I was bothered by two reasons. First, that while CATO thinks that it may be making a reasoned argument (an argument that I'll deconstruct later), common experience by most people rejects the idea that gas prices are affordable. This disconnect caused a fury of comments to the article, claiming that CATO is out of touch with reality. Of course, what the commentariat does not know is that even many libertarians think that CATO is out of touch with reality, as a quick search of CATO on another popular libertarian site will reveal. CATO is merely reinforcing the stereotype that libertarians are out-of-touch moneyed elites (a false claim; if you drew a Venn diagram those two groups would hardly intersect).
This leads me to the second point, and that is that this CATO publication doesn't do anything to bring to light the core tenets of libertarianism: individualism and personal liberty. It almost seems like they are being polyannas for the current economic system (which isn't a free market, despite what the socialists claim). In fact, CATO's argument that standards of living have improved runs counter to an argument made on the Libertarian Party's website. Namely, that government intervention has caused standards of living to decline for a typical family:
Let's take a look at a median income family of four in the 1950s. At that time, the Federal income tax amounted to only 2% of the family budget. Americans enjoyed the highest standard of living in the world.
By contrast, in the 1990s, the Federal income tax takes 25% of income for the same family of four. Taxes at all levels -- federal, state, and local; hidden and visible -- take about 50% of a family's income. We must work from January to June just to pay taxes.
It now requires two paychecks to keep many families from going bankrupt. Typically, a working mother brings home 32% of a family's income.
So, whether she chooses to work -- or must work to make ends meet -- taxes have stolen her contribution to the family budget. In other words, one spouse now works all year just to pay taxes.
Admittedly, CATO is only specifically looking at gasoline prices as an element of income. However, what's defined as "income" here is very suspect. The statistician who created this report is playing fancy shell game with the numbers. Namely, the "income" being used in the study is "average disposable income". There is an important difference in the definition between median and average (arithmetic mean). The average value can be easily distorted by outliers in the data (for example: Bill Gates), who has literally billions of dollars of disposable income. Median is more meaningful in economic data. Another problem is the meaning of "disposable". What costs are subtracted that are not considered "disposable"? What was a necessity in 1960 may not be a necessity in 2008, and vice versa. A personal computer, car, and cell phone, are considered indispensable today. In 1960, a stay-at-home-wife was considered indispensable. What amount of income is disposable is subjective, and cannot possibly be objectively measured. Even the definition of "income" is suspect. For example, there was a unique occurrence in the past decade where people cashed out the equity in their homes, and this shows up as "disposable income" as people bought SUVs, family vacations, and other fancy toys. However, while some view equity as "untapped wealth", taking out money in your home is merely assuming more debt. Money that has to be paid back later is not income.

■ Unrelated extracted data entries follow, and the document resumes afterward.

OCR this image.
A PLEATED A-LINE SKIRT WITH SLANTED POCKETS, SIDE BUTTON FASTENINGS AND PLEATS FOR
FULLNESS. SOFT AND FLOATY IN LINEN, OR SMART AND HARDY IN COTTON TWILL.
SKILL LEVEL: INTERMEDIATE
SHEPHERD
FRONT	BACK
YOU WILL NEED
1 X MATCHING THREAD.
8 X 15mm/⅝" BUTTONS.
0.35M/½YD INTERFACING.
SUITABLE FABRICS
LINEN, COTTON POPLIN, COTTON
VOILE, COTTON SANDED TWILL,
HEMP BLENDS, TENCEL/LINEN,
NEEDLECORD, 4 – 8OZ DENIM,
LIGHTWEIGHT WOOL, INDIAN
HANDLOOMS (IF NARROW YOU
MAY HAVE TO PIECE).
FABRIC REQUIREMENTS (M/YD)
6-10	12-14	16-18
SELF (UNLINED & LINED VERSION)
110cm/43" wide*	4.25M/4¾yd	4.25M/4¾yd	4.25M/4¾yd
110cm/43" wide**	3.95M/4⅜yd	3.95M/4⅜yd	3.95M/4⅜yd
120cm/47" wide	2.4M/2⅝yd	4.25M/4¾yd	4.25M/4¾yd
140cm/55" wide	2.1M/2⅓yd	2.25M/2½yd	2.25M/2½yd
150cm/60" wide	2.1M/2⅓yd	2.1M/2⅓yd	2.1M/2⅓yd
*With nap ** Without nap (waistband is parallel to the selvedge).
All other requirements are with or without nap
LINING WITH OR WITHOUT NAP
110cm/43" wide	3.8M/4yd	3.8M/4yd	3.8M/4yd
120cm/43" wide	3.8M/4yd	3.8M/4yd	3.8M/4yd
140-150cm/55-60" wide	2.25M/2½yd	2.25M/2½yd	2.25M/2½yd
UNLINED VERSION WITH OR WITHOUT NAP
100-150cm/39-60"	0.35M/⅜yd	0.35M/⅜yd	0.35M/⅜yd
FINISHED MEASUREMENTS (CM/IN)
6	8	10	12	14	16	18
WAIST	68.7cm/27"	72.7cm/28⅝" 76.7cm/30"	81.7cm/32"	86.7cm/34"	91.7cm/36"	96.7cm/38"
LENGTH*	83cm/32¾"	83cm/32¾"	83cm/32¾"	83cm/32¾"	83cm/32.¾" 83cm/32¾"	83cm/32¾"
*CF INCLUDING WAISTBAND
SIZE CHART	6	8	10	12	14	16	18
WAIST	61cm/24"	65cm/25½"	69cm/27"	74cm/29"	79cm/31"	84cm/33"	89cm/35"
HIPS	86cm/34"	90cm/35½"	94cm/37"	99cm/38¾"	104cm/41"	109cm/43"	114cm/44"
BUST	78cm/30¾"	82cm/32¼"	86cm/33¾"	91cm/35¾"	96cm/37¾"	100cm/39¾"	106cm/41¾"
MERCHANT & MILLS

My proposal to this study is to simply use median household income, minus income taxes, without adjusting for inflation. This information is relatively easy to obtain. Same goes for gas prices. In estimating how much pain people are feeling at the pump, find the median number of miles driven per household and the median fuel economy each year (a more difficult task). Following this methodology you'll probably find a much different result than CATO, and probably more in line with a typical person's experience. What conclusions will you be able to formulate on libertarianism though? Probably none.